Les conséquences immédiates du désistement parfait sont ensuite tirées. La cour déclare que le désistement “emporte, en conséquence, extinction de l’instance et dessaisissement de la cour”. Cet effet est inhérent à la nature même du désistement, acte unilatéral de volonté mettant fin au litige. Le dessaisissement de la juridiction est une suite logique de l’extinction de l’instance. La cour se borne à constater un état de droit, sans pouvoir exercer un quelconque contrôle sur le fond. Cette solution assure une sécurité juridique et une clôture rapide du procès. Elle respecte le principe dispositif qui laisse aux parties la maîtrise de l’instance.

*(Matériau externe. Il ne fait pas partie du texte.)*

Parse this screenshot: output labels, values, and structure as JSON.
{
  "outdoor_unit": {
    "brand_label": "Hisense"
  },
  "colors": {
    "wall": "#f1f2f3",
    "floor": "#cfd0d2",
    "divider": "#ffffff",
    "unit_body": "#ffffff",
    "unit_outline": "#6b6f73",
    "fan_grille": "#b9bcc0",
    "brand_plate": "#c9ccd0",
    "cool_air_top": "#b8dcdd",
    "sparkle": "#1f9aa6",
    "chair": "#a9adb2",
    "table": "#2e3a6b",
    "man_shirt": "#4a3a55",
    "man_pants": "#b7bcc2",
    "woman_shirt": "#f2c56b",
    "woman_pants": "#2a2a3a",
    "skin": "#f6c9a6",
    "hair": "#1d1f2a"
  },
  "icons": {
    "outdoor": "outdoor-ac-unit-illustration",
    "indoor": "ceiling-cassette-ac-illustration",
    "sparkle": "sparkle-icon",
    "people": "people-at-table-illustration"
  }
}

**II. Une appréciation stricte de la charge des dépens découlant du désistement**
La cour interprète ensuite les règles concernant les dépens. L’article 399 du code de procédure civile édicte une règle par défaut. Il prévoit que le désistement “emporte, sauf convention contraire, soumission de payer les frais de l’instance éteinte”. Le texte établit une présomption de prise en charge des frais par la partie qui se désiste. Cette solution sanctionne en quelque sorte l’initiative ayant conduit à une instance devenue sans objet. Toutefois, la loi autorise les parties à déroger à ce principe par une convention. La cour note que l’intimée a demandé “que chacune des parties conserve la charge de ses dépens d’appel”. Cette demande vaut convention contraire au sens de l’article 399. L’appelante, par son désistement pur et simple, a implicitement accepté cette condition posée par l’adversaire.
La décision retient donc une répartition particulière des frais. La cour statue “conformément à la demande de l’intimée” et dit “que chaque partie conservera la charge de ses dépens d’appel”. Cette solution s’écarte de la règle légale supplétive. Elle illustre la liberté laissée aux parties pour aménager les conséquences financières de leur procès. La jurisprudence admet généralement de telles conventions, pourvu qu’elles soient claires. Ici, l’acceptation du désistement couplée à une demande sur les dépens forme un accord implicite. La cour valide cet aménagement consensuel, privilégiant l’autonomie des volontés. Cette approche favorise les solutions négociées, même en cours de procédure judiciaire.